Malleolo rotto: cosa bisogna fare e quali sono i sintomi per riconoscere il problema? Ecco alcune indicazioni utili in merito alla frattura del malleolo.

Malleolo caviglia

Il malleolo è un’articolazione della caviglia, e può essere interessato da un ampio numero di tipi di fratture, che riguarderanno le sporgenze che si trovano all’interno e all’esterno della caviglia. In base al tipo di trauma, parleremo ad esempio di frattura scomposta o composta del malleolo. Nel primo caso, si tratta di una frattura che comporta un mantenimento dell’allineamento dello stesso. In questo caso, il problema andrà trattato mediante l’utilizzo di un tutore e un gambaletto gessato, al fine di mantenere ben ferma la parte, fino a completa guarigione.
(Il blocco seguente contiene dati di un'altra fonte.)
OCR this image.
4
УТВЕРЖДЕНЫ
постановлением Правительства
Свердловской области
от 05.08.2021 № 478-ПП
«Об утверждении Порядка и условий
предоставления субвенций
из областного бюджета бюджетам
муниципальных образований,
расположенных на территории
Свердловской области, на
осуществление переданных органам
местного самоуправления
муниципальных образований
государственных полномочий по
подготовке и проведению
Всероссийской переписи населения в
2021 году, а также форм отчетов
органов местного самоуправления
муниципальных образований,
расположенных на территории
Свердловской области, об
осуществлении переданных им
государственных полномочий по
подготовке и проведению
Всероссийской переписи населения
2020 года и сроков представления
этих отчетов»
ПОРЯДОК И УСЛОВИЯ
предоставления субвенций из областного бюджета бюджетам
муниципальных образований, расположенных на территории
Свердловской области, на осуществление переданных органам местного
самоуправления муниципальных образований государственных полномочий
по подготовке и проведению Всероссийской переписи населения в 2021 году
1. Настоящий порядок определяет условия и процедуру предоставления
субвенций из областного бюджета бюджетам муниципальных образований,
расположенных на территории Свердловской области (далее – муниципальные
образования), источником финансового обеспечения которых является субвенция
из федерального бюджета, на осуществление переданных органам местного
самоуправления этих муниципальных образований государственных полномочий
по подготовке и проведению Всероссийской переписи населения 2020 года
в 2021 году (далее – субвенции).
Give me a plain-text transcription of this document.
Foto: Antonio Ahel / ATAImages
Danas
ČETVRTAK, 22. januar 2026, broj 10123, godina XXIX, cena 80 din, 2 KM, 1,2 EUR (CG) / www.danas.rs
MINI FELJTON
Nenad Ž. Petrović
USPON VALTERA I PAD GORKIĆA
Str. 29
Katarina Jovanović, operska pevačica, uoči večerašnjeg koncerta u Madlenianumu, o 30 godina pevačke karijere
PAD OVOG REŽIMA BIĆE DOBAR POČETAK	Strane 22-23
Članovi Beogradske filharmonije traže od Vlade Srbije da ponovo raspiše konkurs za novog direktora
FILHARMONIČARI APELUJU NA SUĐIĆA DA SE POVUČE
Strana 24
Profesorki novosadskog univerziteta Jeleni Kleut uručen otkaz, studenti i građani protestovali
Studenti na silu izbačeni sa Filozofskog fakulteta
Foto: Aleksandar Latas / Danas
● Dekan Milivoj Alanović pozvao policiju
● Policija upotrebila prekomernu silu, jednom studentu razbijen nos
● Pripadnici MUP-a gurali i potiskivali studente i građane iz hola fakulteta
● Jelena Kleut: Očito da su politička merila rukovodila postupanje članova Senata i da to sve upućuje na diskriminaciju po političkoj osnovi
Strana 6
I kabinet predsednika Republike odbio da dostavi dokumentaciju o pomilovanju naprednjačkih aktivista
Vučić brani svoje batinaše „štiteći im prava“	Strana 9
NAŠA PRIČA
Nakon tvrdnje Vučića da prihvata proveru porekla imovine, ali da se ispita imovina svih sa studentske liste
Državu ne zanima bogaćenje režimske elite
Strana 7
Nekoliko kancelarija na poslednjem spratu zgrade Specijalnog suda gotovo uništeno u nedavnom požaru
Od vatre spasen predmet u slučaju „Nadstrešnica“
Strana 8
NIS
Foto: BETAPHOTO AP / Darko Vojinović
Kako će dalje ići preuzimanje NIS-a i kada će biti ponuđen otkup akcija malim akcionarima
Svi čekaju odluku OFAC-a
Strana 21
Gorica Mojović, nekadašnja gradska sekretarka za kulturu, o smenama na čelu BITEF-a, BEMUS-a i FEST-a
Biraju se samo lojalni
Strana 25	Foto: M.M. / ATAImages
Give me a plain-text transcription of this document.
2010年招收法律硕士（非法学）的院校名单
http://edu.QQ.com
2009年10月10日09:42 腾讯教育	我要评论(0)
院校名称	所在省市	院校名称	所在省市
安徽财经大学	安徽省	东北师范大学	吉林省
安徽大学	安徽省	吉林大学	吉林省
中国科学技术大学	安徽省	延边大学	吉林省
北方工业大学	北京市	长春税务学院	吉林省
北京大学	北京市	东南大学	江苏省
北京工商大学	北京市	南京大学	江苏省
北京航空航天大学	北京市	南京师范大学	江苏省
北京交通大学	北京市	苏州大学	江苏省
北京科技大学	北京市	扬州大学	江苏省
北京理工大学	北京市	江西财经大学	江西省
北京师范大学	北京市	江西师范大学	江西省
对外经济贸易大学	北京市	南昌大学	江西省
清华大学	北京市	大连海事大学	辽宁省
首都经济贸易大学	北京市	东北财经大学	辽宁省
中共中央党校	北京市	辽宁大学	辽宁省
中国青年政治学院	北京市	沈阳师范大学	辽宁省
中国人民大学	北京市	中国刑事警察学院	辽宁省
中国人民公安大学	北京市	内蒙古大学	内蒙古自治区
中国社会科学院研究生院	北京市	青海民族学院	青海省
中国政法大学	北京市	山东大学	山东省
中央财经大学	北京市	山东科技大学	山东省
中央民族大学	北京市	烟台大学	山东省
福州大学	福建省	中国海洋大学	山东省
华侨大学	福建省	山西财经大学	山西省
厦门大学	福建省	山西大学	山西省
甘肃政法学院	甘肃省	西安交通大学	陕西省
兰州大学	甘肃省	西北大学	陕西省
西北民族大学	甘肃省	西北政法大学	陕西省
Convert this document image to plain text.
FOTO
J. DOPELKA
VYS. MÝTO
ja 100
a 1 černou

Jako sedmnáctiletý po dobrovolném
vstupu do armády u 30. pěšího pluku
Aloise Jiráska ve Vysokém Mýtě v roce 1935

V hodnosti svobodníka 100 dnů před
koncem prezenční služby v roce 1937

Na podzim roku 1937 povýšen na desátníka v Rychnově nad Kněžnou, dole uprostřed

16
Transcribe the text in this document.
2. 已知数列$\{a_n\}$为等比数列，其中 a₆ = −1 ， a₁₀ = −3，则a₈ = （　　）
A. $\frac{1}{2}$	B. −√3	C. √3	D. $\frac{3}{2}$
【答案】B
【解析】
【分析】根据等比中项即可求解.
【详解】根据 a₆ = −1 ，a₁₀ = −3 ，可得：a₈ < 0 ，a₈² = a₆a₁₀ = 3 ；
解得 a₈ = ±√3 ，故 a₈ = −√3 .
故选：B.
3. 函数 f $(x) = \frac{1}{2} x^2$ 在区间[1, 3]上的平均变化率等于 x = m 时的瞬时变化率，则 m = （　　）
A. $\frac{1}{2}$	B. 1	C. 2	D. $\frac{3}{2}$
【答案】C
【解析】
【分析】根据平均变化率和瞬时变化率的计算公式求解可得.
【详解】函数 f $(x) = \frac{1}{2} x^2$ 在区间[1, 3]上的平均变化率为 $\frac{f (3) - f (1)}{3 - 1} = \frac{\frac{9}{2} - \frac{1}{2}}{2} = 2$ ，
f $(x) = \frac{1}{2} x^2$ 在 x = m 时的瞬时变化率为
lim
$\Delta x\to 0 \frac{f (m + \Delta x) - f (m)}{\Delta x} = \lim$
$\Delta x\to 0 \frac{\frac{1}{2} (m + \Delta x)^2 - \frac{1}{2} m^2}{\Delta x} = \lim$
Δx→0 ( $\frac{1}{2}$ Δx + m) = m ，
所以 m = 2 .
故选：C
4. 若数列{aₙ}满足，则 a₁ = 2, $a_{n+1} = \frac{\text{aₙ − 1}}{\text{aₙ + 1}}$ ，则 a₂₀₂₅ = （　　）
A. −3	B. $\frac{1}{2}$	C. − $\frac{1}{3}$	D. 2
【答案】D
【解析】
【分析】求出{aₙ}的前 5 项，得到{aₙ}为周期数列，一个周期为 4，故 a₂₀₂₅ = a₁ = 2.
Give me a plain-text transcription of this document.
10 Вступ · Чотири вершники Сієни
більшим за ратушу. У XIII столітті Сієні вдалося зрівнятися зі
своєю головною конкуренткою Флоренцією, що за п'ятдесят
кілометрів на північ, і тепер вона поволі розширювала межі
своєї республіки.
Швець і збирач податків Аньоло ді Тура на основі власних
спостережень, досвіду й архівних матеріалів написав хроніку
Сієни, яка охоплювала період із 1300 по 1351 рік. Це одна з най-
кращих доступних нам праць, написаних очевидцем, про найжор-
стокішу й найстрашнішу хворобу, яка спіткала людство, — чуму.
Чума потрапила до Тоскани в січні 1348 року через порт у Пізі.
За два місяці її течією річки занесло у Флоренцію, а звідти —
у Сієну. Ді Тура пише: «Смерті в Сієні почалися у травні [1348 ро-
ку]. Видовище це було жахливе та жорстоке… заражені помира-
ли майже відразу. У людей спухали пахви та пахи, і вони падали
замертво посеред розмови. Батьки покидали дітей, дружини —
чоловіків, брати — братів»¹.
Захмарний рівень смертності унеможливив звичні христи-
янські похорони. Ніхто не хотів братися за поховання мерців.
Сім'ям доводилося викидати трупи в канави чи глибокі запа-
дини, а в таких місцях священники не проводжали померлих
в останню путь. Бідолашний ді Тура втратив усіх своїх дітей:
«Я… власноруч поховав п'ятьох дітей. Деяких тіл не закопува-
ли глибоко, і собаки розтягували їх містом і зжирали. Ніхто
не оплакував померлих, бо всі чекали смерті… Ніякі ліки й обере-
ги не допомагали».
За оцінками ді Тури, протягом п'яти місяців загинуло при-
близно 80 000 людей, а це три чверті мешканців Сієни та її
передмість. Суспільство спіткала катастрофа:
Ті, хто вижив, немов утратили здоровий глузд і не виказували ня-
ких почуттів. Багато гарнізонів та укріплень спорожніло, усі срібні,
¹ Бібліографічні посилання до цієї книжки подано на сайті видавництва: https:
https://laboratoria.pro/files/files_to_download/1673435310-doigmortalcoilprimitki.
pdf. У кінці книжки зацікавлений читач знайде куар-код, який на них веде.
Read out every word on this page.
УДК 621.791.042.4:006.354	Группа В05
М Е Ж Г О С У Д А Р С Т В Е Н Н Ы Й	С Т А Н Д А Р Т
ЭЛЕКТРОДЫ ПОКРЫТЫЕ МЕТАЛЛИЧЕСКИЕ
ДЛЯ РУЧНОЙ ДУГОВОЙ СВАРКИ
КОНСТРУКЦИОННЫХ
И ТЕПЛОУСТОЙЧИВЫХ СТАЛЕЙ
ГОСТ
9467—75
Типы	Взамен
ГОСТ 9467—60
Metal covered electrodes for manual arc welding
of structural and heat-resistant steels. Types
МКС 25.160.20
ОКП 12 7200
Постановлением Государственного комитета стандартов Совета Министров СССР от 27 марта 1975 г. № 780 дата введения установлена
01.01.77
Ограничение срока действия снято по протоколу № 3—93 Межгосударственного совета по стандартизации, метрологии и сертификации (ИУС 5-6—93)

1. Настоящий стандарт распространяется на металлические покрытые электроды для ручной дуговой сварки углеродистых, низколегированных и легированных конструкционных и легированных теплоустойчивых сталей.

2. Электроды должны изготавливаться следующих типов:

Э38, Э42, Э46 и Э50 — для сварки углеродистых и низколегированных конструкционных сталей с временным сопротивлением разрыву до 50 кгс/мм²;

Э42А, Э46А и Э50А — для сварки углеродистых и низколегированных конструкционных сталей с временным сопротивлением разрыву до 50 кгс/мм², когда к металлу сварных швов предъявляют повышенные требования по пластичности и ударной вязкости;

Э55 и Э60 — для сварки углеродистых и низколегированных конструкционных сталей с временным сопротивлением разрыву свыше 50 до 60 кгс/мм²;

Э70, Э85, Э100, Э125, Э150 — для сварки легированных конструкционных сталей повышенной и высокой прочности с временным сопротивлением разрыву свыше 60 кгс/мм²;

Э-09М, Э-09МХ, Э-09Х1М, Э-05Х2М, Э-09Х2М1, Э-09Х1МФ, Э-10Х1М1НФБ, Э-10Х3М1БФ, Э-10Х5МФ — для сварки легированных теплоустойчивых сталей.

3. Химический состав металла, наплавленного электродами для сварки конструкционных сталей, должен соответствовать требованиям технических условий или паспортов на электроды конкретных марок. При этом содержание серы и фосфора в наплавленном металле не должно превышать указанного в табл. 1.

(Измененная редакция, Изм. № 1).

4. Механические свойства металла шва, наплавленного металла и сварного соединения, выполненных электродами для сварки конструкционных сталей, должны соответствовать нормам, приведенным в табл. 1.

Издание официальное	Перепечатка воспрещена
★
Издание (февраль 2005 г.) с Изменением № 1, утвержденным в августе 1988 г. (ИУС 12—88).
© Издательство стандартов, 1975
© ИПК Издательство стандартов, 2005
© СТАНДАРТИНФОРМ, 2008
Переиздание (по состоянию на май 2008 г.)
Parliamo di frattura scomposta del malleolo quando invece le parti dell’osso fratturato sono separate. Tale frattura è generalmente causata da una violenta rotazione esterna o interna del piede. In tal caso, la sola procedura consigliata per il trattamento è quella chirurgica, mediante l’applicazione di viti o placche in acciaio o titanio.

In entrambi i casi, il primo sintomo che accompagna la frattura del malleolo è senza dubbio il dolore, associato a gonfiore e ad eventuale tumefazione della parte, dovuta al sanguinamento interno. Infine, in certi casi può anche verificarsi la presenza di infiammazione e rossore.

Salvo complicazioni, l’intervento consente in gran parte dei casi un completo recupero della funzionalità della parte. Per i dieci giorni successivi all’intervento, il paziente dovrà indossare un gambaletto in resina e non dovrà caricare eccessivamente il piede.